Perlstein carefully lays the groundwork, starting with Clarence Manion, who channeled his rage at the Commies in Washington into a direct-mail and independent broadcast machine that prefigured the juggernauts that rule our political landscape today, and touching on every conservative coeval from the respectable (Bill Buckley) to the crackpot (Robert Welch) as they were drawn into a common orbit. Goldwater was their lodestar for a while, but his pull turned out to be insufficient -- especially as, in Perlstein's telling, Goldwater was as likely to exert push as pull. It was their exile, their absolute dismissal by the custodians of American "consensus," their sense of being right when everything was wrong, that really brought them together -- and conservative moneymen, sensing a chance in hell to roll back the forces of organized labor and creeping socialism, exponentiated their force. They swept up, sometimes chaotically, hundreds of small, like-minded groups -- Young Republican chapters, Citizens' Committees, anti-Communist and anti-Civil Rights ad-hocs -- to create a force that was strong enough to turn the country. But first they had to learn the badly-needed lessons of national defeat. And what seemed to the political world an end became a beginning.

This broad summary neglects the internecine struggles among that force that Perlstein notes meticulously; they give authority to the book, and difficulty to the reader. (At one point Goldwater asks, "Who the hell is So-and-So?" and I didn't know either, though he had been introduced to me at length.) There are betrayals, noses put out of joint, and grudges -- all on the Goldwater side; Johnson bullied everyone on his side into his own form of consensus.
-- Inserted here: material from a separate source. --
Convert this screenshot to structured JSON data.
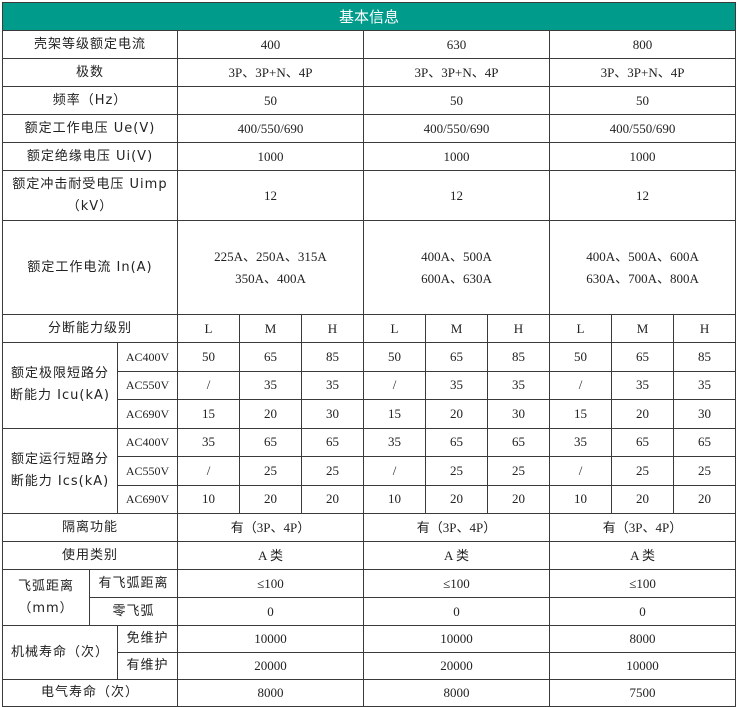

But the path was forged and followed.

Perlstein is apparently a liberal himself -- indeed, he explained in the Boston Review, in a painstaking, discursive style similar to that of Before the Storm, how Democrats might take the lessons of his learning -- but plays sufficiently fairly with the conservative warriors that the Brothers Judd and Bill Buckley, among other rightists, have praised the book.

This is probably good historian's hygiene, but Perlstein clearly admires the early conservatives' nerve, cunning, and persistence, and scoffs openly at the know-it-all liberals who misread them (he even describes Steve Allen as a "particularly smug liberal"). Scotty Reston, Arthur Schlesinger, Richard Hofstadter -- they were as clueless as Steverino, believing that their universe was too settled to be shaken. Perlstein is more naturally sympathetic to committed outsiders who are told they can't, but do.

He's not the only one. The book was recommended to me by some Lamont backers, whose man has scored a victory in Connecticut tonight. Maybe they think they're onto something similar. Are their Netroots the equivalent of Manion's Robotype machine? More to the point, perhaps: are there liberal versions of the New Deal-hating business moguls that sluiced Barry's way, and can the Iraq fuckup (or any of the current Administration's other fuckups) enrage and animate crowds the way the Civil Rights movement enraged and animated the future custodians of our current consensus? It may be that the "storm" prefigured by the Goldwater campaign only blows one way, and Perlstein will have to settle for providing interest rather than instruction.